Pierce’s disease is caused by the bacterium Xylella fastidiosa. These bacteria live within xylem, the vascular tissue through which water travels in a plant. As the bacteria population grows, it stimulates the plant to produce tyloses. The combination of bacteria and tyloses cause vessel plugging, which restricts water movement in the plant, thus causing many of the disease symptoms. These blockages will eventually lead to the vine’s death. It is estimated that Pierce’s disease costs the California grape industry $56.1 million a year in lost productivity (Tumber et al., 2014). To minimize losses, it is important to understand the biology of the disease, including the bacteria’s host range, how the bacteria moves from plant to plant, and how to identify infected plants will help growers prevent losses and control the disease.

 

About the Bacterium

The bacterium X. fastidiosa has a large known host range. The European Food Safety Authority maintains a database of known hosts for X. fastidiosa (their updated list approved in April 2020 can be found at doi.org/10.2903/j.efsa.2020.6114.) Research done throughout California has identified many hosts, including weeds such as shepherd’s purse (Capsella bursa-pastoris), filaree (Erodium spp.), cheeseweed (Malva parvifolia), burclover (Medicago polymorpha) and annual bluegrass (Poa annua) among many others (Shepland et al., 2006 and Costa et al., 2004). Overall, at least 350 host plants have been identified from over 75 plant families as hosts for X. fastidiosa. From a control standpoint, once X. fastidiosa has been introduced to a geographic area, it will be virtually impossible to eliminate it from that location with such a wide variety of possible hosts.
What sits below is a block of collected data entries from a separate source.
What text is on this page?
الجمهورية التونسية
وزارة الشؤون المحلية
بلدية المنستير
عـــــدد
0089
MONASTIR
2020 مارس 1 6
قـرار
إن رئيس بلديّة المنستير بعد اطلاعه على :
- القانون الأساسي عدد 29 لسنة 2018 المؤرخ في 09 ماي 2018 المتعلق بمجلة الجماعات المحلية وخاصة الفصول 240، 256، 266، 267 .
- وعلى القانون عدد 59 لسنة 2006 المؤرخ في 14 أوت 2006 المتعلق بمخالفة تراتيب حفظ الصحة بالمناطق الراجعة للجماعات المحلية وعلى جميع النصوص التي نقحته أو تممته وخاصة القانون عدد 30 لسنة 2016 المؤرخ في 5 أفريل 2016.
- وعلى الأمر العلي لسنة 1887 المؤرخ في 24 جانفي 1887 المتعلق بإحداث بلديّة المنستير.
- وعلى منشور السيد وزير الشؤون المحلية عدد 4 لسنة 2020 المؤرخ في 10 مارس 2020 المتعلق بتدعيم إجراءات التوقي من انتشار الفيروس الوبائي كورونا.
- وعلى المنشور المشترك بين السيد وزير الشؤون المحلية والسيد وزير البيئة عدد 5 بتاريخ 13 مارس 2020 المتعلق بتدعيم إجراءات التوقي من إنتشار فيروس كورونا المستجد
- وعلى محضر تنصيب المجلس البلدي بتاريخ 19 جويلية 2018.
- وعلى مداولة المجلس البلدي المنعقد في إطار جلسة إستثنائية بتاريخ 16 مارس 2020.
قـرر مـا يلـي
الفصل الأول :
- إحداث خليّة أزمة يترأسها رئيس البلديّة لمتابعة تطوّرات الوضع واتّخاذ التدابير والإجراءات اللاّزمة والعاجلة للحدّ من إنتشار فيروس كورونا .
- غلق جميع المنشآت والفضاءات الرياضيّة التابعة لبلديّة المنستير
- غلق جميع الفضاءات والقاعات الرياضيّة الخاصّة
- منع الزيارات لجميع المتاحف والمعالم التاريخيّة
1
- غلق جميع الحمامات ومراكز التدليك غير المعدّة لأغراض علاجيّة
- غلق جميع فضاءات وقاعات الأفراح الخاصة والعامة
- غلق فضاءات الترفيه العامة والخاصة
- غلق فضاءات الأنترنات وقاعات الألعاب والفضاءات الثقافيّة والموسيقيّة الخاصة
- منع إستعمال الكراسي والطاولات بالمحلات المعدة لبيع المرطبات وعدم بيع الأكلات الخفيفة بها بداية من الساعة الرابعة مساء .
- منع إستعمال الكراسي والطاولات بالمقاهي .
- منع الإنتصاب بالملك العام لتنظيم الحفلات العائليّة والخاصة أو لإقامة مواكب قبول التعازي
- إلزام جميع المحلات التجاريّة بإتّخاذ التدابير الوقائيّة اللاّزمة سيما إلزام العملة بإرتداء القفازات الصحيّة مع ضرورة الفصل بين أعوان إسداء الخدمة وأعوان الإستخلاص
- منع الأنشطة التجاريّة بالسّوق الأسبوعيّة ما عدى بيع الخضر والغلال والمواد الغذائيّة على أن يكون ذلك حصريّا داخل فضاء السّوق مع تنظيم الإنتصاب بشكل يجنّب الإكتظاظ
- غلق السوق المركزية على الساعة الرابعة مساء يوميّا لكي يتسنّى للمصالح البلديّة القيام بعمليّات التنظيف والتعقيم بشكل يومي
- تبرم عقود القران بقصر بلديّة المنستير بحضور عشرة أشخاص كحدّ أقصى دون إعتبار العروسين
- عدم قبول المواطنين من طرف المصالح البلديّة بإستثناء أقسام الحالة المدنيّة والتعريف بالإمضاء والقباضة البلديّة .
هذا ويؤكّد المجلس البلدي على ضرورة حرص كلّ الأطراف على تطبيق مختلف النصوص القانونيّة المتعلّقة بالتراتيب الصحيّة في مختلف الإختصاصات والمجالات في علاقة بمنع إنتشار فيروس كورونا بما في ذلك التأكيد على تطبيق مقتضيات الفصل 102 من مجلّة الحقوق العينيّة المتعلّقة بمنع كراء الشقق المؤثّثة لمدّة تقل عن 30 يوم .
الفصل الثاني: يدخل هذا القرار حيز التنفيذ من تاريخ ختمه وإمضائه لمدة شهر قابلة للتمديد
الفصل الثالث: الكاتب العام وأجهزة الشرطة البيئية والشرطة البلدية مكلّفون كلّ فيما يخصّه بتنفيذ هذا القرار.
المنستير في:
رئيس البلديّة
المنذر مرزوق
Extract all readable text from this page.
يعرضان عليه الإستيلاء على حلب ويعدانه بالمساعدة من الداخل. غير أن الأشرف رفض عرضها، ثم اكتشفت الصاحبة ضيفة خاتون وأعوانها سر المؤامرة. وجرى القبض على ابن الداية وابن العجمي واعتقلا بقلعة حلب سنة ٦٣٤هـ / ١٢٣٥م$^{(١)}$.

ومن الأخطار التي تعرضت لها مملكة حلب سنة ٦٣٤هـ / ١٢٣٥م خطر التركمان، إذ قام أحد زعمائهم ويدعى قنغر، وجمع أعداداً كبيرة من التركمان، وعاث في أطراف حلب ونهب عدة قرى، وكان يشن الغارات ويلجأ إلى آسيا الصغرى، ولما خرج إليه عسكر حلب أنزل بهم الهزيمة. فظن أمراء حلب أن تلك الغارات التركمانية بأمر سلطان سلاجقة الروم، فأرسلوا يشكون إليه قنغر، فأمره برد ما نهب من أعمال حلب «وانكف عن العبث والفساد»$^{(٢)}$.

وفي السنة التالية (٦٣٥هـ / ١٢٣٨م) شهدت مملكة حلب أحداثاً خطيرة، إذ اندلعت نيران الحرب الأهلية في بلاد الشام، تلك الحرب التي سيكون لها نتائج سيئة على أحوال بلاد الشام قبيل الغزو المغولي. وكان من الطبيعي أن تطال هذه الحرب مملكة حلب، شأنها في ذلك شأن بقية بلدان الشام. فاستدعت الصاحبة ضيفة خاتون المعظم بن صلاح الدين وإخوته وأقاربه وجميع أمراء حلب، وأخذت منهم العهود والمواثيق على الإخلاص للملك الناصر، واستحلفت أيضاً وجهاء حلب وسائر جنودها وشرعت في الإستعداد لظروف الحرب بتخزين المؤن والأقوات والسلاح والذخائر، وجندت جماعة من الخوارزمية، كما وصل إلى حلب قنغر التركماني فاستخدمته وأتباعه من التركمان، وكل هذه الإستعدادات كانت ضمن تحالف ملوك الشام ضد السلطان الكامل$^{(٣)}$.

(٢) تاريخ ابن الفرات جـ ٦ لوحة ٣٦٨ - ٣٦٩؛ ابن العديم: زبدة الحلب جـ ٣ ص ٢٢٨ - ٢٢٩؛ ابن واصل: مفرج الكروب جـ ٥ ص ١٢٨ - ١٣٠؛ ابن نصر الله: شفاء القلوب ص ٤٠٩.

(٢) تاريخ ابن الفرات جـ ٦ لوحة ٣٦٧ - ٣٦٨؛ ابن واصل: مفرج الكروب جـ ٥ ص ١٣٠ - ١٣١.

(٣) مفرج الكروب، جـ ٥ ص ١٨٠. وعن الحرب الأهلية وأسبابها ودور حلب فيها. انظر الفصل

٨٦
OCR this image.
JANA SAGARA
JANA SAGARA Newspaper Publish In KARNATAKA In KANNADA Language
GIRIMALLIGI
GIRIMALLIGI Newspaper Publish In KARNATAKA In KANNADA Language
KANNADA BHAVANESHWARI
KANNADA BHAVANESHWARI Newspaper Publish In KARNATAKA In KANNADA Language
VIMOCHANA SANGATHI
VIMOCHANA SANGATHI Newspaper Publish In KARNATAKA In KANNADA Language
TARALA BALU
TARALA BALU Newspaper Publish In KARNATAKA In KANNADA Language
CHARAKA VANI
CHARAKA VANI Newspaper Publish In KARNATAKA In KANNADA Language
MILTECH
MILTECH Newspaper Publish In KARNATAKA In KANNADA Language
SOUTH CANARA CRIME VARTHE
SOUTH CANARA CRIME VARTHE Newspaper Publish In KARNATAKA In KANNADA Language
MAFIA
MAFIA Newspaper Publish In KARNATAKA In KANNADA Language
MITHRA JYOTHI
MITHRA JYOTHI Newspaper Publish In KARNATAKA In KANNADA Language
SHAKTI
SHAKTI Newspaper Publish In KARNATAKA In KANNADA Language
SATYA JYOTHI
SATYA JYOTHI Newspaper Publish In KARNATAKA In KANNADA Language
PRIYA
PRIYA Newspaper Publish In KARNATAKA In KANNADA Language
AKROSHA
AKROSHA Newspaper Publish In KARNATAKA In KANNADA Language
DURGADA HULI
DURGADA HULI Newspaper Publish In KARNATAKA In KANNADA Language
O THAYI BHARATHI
X. fastidiosa does have another level of complexity. To date, four distinct subspecies of X. fastidiosa have been identified. X. fastidiosa ssp. fastidiosa is the subspecies that causes Pierce’s disease in grapevine, while X. fastidiosa ssp. multiplex is the subspecies that causes almond leaf scorch (Rapicavoli et al., 2018). This does mean that almond trees with almond leaf scorch would be unable to be the source of Pierce’s disease in a vineyard. To narrow down the definitive host range, grape-specific PD (X. fastidiosa ssp. fastidiosa) was inoculated into a range of possible host plants using glassy-winged sharpshooters as a vector. After an incubation period, multiple positive ELISA results were obtained for several plants including black mustard (Brassica nigra), black sage (Salvia mellifera), mirror plant (Coprosma repens), Spanish broom (Spartium junceum), Mexican elderberry (Sambucus mexicana), almond (Butte) (Prunus dulcis), white sage (Salvia apiana), sycamore (Platunus racemose) and coast live oak (Quercus agrifolia), confirming that they could host the bacteria (Costa et al., 2004). This does ultimately lower the number of possible plant hosts for X. fastidiosa ssp. fastidiosa; however, it still includes a long list of common plants found in and around vineyards, enough that even including this reduced host list, managing only these species, and other hosts yet to be identified, is still outside the ability in most growing regions.

 

Insect Vectors

Bacteria within the xylem tissue of one plant may be spread to another plant through the feeding activities of certain xylem-feeding insects. In vineyards, two groups of insects have been identified as possible vectors: sharpshooters and spittlebugs. Spittlebugs have been shown to vector X. fastidiosa in controlled settings, but their importance as a Pierce’s disease vector in vineyards is unclear. Sharpshooters, on the other hand, are known to be effective vectors of Pierce’s disease in vineyards.

There are several different sharpshooters in California that vector X. fastidiosa. The most important of these in the coastal portions of California is the blue-green sharpshooter. This sharpshooter is not adapted to the hotter climate of the San Joaquin Valley (SJV). In the SJV, there are three other sharpshooters: the green sharpshooter (Draeculacephala minerva), the red-headed sharpshooter (Xyphon fulgida) and the glassy-winged sharpshooter (Homalodisca vitripennis).

From left to right: green, red-headed and glassy-winged sharpshooters. Size comparison measurements are in the bottom right of each individual image (photos by Jack K. Clark, Regents of the University of California.)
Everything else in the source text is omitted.